Invisible threads in the current: tracking the journey of microfibers from Budapest’s Central wastewater plant into the Danube
摘要
Wastewater treatment plants (WWTPs) are increasingly recognized as key point sources of microfibers (MFs) entering freshwater systems. This study investigates the influence of WWTP effluent on the spatial distribution of MFs in the Danube River at Budapest by quantifying their concentrations downstream of the city’s main WWTP and examining their lateral and vertical variability. Water samples were collected by a pump sampler in November 2024 at two cross-sections located ~ 500 m and 5 km downstream of the effluent discharge, across three transects (right bank, mainstream, left bank) and three depths (surface, mid-depth, near-bottom).

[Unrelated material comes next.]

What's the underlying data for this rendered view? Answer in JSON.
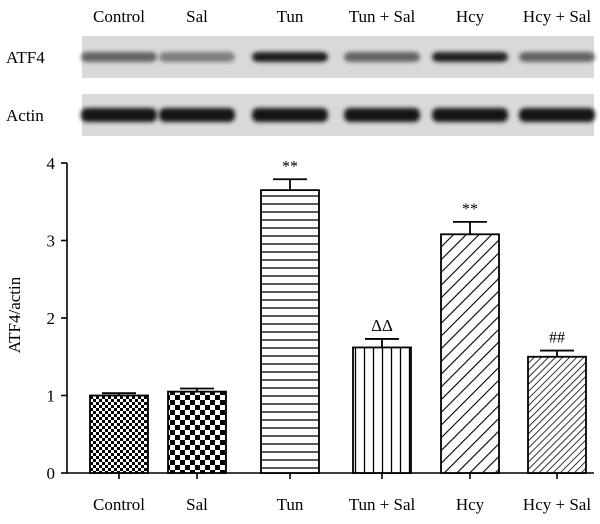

Microfibers were isolated and individually characterized using a stereomicroscope, a fluorescence microscope, and an FTIR spectrometer. The results revealed markedly elevated MF concentrations in the effluent of the WWTP (2290 ± 404 MFs/m3), approximately 10–30 times higher than in river water. Due to dilution, deposition, and dispersion effects, the MF concentrations in the investigated cross-sections located 0.5 and 5 km downstream of the treated wastewater outlet ranged from 63–199 and 29–75 MFs/m3, respectively. Spatial heterogeneity was evident both across and within the water column: surface layers generally contained the highest MF concentrations, while near-bottom samples showed reduced concentrations. Banks exhibited higher MF abundances than the mainstream, reflecting localized accumulation driven by hydrodynamic conditions. Cellulose-based MFs dominated the samples, suggesting a significant contribution from textile-derived wastewater sources. Among the petroleum-based MFs, polyester was dominant, followed by polypropylene, polyacrylonitrile, and polyamide. These findings confirm that WWTP effluents substantially contribute to MF contamination in large river systems and underscore the limitations of current wastewater treatment in fully retaining MFs.